Le jeu n’est pas un monstre de puissance. Les textures sont parfois simples, les animations un peu rigides, et certaines zones manquent de lisibilité, surtout dans l’obscurité.

Mais voilà : ça ne m’a jamais sorti de l’expérience.

Pourquoi ? Parce que le jeu compense par son ambiance. Parce que cette rugosité donne presque un charme « rétro », une sensation de jeu un peu brut, un peu imparfait… mais sincère.

Même la bande-son, sans être marquante, accompagne correctement l’ensemble. Elle ne vole pas la vedette, mais elle fait son travail.


Des petits défauts… mais rien de rédhibitoire

Évidemment, tout n’est pas parfait.

On peut noter :

  • Une répétitivité dans les mécaniques sur la durée
  • Une prise en main parfois un peu rigide à la manette
  • Quelques moments de frustration liés à la visibilité
  • Une narration assez légère

Mais encore une fois, il faut remettre ces éléments dans leur contexte. On parle d’un petit jeu indépendant, qui propose une expérience courte et atypique. Et dans ce cadre-là, ces défauts passent largement au second plan.

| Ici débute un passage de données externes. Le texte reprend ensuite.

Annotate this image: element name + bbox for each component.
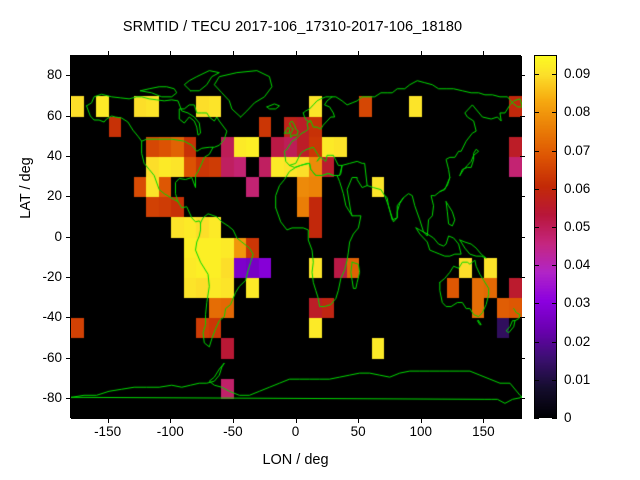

Mon verdict – Une curiosité imparfaite… mais attachante

Don’t Mess With Bober n’est pas un grand jeu. Ce n’est pas un titre qui marquera l’histoire du survival horror. Mais ce n’est pas non plus ce qu’il cherche à être.

C’est une expérience à part. Un délire vidéoludique qui ose un concept improbable et qui, contre toute attente, parvient à en tirer quelque chose de divertissant.

J’y ai trouvé :

  • Une ambiance réussie
  • Un concept mémorable
  • Des moments de tension sincères
  • Une expérience rapide et accessible

Alors oui, c’est imparfait. Oui, c’est un peu bancal par moments. Mais c’est aussi ce qui fait son identité.

Et au final, je préfère mille fois un jeu comme celui-ci, avec ses idées et sa personnalité, qu’un titre formaté et sans âme.


Note finale : 6,5 / 10

Un petit jeu d’horreur atypique, imparfait mais sincèrement divertissant. À découvrir pour son concept unique… et pour le plaisir de dire que vous avez fui un castor enragé en pleine nuit.